All this means I do things a bit differently, but I get the job done and it is usually to a high standard.
These days I'm relatively independent and do most things on my own, although driving is not for me and I also need a little bit of help in the kitchen.
How do you think you would manage these challenges as a doctor?
I am trying to find ways to build strength and endurance, for example through regular exercise.
Part-time work would be best for me and although I would like to be as autonomous as possible, I imagine I would need some support in the hospital environment.
For example, I am quite articulate, but may need an interpreter in case someone is having trouble understanding what I am saying.
Adaptable medical equipment would also be useful, and I may need to work closely with an occupational therapist to find creative ways to do medical tasks.
I would need electronic medical records and forms that enable me to type information rather than take notes by hand.
Thanks to early treatment Jerusha was able to walk and talk.
(Supplied: Jerusha Mather) What are you studying now?
In 2018 I graduated with honours in biomedical sciences from RMIT University and am now in the second year of a PhD in neuroscience at Victoria University.
I was developing a clinical trial looking at whether non-invasive brain stimulation and strength training can improve strength and motor function in people with cerebral palsy.
But due to COVID my research has switched to an online survey on barriers to exercise for adults with cerebral palsy.
I love research and would like to work in a specialty that suits my skills.

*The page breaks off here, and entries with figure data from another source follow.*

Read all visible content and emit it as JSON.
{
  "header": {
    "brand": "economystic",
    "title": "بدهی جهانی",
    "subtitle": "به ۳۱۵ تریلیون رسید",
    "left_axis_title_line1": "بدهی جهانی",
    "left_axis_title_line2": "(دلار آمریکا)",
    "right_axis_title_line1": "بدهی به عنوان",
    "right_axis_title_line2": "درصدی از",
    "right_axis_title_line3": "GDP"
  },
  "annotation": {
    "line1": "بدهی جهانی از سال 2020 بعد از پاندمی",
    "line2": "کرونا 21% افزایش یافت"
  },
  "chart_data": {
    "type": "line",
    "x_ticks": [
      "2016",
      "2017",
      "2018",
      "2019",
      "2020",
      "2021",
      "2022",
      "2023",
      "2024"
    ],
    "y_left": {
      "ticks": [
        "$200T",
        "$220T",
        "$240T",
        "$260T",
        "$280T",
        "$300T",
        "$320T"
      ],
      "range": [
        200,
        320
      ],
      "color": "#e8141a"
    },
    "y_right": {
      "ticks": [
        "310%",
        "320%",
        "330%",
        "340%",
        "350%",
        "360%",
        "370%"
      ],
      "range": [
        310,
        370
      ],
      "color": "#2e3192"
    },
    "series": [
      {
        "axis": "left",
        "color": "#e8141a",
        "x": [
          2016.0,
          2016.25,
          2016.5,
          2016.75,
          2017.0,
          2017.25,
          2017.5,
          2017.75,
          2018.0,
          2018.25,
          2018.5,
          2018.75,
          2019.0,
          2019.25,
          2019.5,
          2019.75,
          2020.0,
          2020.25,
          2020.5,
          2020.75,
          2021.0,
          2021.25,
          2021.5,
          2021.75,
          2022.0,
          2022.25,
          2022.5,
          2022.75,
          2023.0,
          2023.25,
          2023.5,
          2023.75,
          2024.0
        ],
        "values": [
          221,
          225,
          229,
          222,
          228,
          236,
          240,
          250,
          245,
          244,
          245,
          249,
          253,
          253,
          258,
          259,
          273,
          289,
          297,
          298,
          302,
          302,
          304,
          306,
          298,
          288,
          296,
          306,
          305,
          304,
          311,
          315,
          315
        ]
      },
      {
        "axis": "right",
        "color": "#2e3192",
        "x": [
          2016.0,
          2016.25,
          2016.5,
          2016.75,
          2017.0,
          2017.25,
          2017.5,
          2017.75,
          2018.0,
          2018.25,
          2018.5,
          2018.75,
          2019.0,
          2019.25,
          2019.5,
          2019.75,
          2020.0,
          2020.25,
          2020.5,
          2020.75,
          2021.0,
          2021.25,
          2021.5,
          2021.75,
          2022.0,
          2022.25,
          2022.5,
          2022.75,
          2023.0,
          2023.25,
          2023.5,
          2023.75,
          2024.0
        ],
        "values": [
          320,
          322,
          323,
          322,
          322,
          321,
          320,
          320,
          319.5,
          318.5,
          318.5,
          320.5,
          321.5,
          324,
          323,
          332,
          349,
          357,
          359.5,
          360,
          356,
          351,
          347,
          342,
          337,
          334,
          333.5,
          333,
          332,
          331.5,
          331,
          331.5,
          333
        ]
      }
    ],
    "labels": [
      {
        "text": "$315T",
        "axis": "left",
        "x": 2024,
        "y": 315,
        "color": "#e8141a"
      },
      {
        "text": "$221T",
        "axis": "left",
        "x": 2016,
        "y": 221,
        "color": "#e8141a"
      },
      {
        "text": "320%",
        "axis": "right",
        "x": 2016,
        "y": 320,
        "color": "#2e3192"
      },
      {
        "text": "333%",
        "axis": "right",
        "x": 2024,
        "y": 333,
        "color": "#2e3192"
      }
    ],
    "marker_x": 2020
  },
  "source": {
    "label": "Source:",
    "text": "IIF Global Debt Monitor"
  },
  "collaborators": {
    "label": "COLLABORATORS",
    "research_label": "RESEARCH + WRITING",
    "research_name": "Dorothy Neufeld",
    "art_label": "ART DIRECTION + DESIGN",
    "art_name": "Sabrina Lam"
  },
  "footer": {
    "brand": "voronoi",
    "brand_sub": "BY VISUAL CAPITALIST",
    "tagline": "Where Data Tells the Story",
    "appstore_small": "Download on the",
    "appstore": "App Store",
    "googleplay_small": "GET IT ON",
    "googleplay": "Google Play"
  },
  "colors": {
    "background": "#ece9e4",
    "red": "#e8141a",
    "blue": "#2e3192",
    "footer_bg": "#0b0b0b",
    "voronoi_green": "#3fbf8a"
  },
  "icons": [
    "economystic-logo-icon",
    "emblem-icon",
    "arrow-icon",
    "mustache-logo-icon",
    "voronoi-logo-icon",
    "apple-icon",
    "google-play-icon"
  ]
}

Where will you go from here?
I'm passionate about working with people with disabilities and would like to become a clinician scientist and rehabilitation physician.
But I have been unable to get into medical school so far. Most medical schools require you to pass a test that involves a lot of fast writing — and this is physically difficult for me.
I am hoping they do give me a chance this year as it will pave the way for others.
If I don't get in, I will pursue a career in research and keep applying to medical schools.
There have been many challenges throughout my life, and I've developed some sense of resilience along the way.
My parents Julius and Victoria have been very supportive of me doing whatever I wanted, and I think that has really helped me through my journey.
I am blessed to have their support and am very grateful for their unwavering love.